Syria’s President Bashar al-Assad addresses the new members of parliament in Damascus, Syria in this handout released by SANA on August 12, 2020. SANA/Handout via REUTERS

A bipartisan group of U.S. lawmakers introduced a bill on Thursday intended to bar the U.S. government from recognizing Bashar al-Assad as Syria’s president and enhance Washington’s ability to impose sanctions in a warning to other countries normalizing relations with Assad.

The bill, first reported by Reuters, would prohibit the U.S. federal government from recognizing or normalizing relations with any government in Syria led by Assad, who is under U.S. sanctions, and expands on the Caesar Act, a U.S. law that imposed a tough round of sanctions on Syria in 2020.

The bill comes after Arab states turned the page on years of confrontation with Assad on Sunday by letting Syria back into the Arab League, a milestone in his regional rehabilitation even as the West continues to shun him after years of civil war.

Regional countries, including Saudi Arabia, Qatar and others, had for years supported anti-Assad rebels, but Syria’s army – backed by Iran, Russia and allied paramilitary groups – regained most of the country. The icy ties with Assad began to thaw more quickly after devastating earthquakes in Syria and Turkey in February.

The United States has said it will not normalize ties with Assad, and its sanctions remain in full effect.

“Countries choosing to normalize with (the) unrepentant mass murderer and drug trafficker, Bashar al-Assad, are headed down the wrong path,” U.S. Representative Joe Wilson, the chair of the Subcommittee on the Middle East, North Africa, and Central Asia, said in a statement.

The bill was introduced by Wilson alongside House of Representatives Foreign Affairs Committee Chairman Michael McCaul and co-chairs of the Free, Democratic and Stable Syria Caucus, Republican French Hill and Democrat Brendan Boyle; among others.

The legislation is a warning to Turkey and Arab countries that if they engage with Assad’s government, they could face severe consequences, a senior congressional staffer who worked on the bill told Reuters.

“The readmission of Syria to the Arab League really infuriated members and made clear the need to quickly act to send a signal,” the staffer said.

The staffer said the State Department was consulted in the drafting of the bill. The State Department did not immediately respond to a request for comment.

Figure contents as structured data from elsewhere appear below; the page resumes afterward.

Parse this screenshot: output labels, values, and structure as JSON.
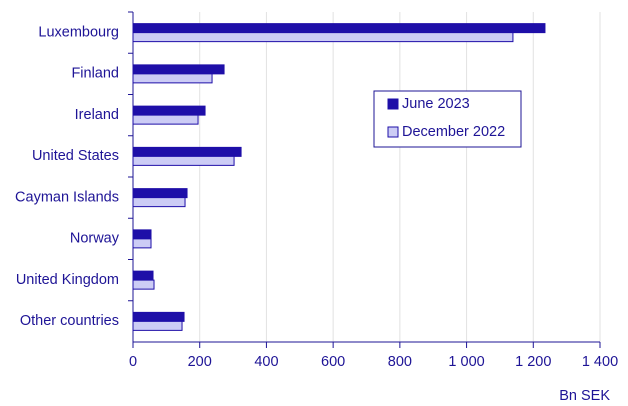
{
  "chart_data": {
    "type": "hbar",
    "categories": [
      "Luxembourg",
      "Finland",
      "Ireland",
      "United States",
      "Cayman Islands",
      "Norway",
      "United Kingdom",
      "Other countries"
    ],
    "series": [
      {
        "name": "June 2023",
        "color": "#1e0fa8",
        "values": [
          1235,
          273,
          216,
          324,
          162,
          54,
          60,
          153
        ]
      },
      {
        "name": "December 2022",
        "color": "#ccccf5",
        "values": [
          1139,
          237,
          195,
          303,
          156,
          54,
          63,
          147
        ]
      }
    ],
    "xlim": [
      0,
      1400
    ],
    "xticks": [
      0,
      200,
      400,
      600,
      800,
      {
        "value": 1000,
        "label": "1 000"
      },
      {
        "value": 1200,
        "label": "1 200"
      },
      {
        "value": 1400,
        "label": "1 400"
      }
    ],
    "xlabel": "Bn SEK",
    "grid": true
  }
}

The bill’s provisions include a requirement for an annual strategy from the secretary of state for five years on countering normalization with Assad’s government, including a list of diplomatic meetings held between Syria’s government and Turkey, the United Arab Emirates, Egypt and others.

The bill would also clarify the applicability of U.S. sanctions on Syrian Arab Airlines and another carrier, Cham Wings. Under the proposed bill, countries that allow the airlines to land would face sanctions against that airport, the staffer said.

If passed, the bill would also require a review of transactions, including donations over $50,000 in areas of Syria held by Assad’s government by anyone in Turkey, the UAE, Egypt and several other countries.